'Churches in crisis' as attendance plummets
A senior Methodist in Ireland has warned that Christian churches are facing a crisis.
Dr Fergus O'Ferrall, lay leader of the Methodist Conference, noted how attendance and membership figures for all the major denominations in Ireland were plummeting.
Preaching on Conference Sunday in Thomas Street Methodist Church, Portadown, he said: "This is a time of crisis for Christianity, and in facing this crisis, we in the institutional church need to ask questions.
"Is our mission being failed by the potency of false ideas outside the Church or is it being failed by the potency of false ideas inside the Church?"
He asked if there are too many summer or sunshine Christians shrinking from the cost of Christian service.
"Are we failing to develop a critical mass of disciples with warm hearts, tough hands, wet feet and renewed minds focused on God's mission every day?"

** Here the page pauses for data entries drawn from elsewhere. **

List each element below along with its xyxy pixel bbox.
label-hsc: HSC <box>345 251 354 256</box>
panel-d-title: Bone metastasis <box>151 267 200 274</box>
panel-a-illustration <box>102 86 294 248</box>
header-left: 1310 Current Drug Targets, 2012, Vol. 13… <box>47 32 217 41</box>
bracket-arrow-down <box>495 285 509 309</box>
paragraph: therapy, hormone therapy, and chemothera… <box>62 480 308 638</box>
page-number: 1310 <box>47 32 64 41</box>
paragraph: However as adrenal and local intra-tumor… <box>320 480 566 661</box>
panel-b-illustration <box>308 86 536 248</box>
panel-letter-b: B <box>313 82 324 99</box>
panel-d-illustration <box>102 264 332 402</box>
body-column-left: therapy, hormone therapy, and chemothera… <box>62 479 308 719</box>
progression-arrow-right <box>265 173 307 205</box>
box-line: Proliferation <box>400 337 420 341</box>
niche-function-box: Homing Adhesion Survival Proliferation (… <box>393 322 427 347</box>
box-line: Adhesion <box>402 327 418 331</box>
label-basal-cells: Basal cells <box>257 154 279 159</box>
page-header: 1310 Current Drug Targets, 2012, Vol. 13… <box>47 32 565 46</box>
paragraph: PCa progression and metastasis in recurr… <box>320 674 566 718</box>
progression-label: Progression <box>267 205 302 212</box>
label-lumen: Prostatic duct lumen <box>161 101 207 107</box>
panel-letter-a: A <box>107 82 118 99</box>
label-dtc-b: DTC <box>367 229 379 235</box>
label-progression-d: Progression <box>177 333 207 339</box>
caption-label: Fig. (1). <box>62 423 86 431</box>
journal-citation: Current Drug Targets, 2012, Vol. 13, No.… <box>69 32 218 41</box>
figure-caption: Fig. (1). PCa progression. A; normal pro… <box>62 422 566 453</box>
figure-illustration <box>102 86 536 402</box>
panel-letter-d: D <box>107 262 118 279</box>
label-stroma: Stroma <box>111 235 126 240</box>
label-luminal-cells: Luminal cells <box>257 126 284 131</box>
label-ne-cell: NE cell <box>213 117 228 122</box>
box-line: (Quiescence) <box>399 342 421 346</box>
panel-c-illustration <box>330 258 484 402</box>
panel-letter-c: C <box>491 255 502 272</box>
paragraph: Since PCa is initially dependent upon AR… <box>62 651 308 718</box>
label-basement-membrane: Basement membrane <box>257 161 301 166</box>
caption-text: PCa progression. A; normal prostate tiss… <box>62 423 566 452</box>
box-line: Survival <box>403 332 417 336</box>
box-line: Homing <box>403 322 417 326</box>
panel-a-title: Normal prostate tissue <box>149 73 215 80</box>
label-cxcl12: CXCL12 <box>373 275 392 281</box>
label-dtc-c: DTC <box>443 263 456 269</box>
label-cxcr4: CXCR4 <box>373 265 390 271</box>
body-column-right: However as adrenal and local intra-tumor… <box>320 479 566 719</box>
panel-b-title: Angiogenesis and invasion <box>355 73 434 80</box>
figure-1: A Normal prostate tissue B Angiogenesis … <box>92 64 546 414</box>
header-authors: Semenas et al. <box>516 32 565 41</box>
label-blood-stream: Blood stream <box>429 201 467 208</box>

Dr O'Ferrall quoted from a newspaper article outlining that membership of the Presbyterian Church has dropped by 40% since the 1970s, and that the Church of Ireland's average attendance for Sunday worship is only 15% of the Church's nominal membership.
He said that about 34% of Irish Catholics attend weekly Mass, and the membership of the Methodist Church shows "a steady decline to 50,000, in an island of six million people".
"No religion is by far the single largest identification among the population in Britain where membership of institutional Christianity has fallen rapidly.
"We dare not underestimate the crisis facing Churches in the western world in this post-Christendom 21st century, and we need to analyse carefully our context for mission," he added.
Dr O'Ferrall said reconciliation was paramount: "It is about relationships, with God and each other. It involves people, communities and nations learning to live together with deeply-held differences, in a spirit of love and respect. It is to work for justice and to seek truth in the light of God's mercy and peace."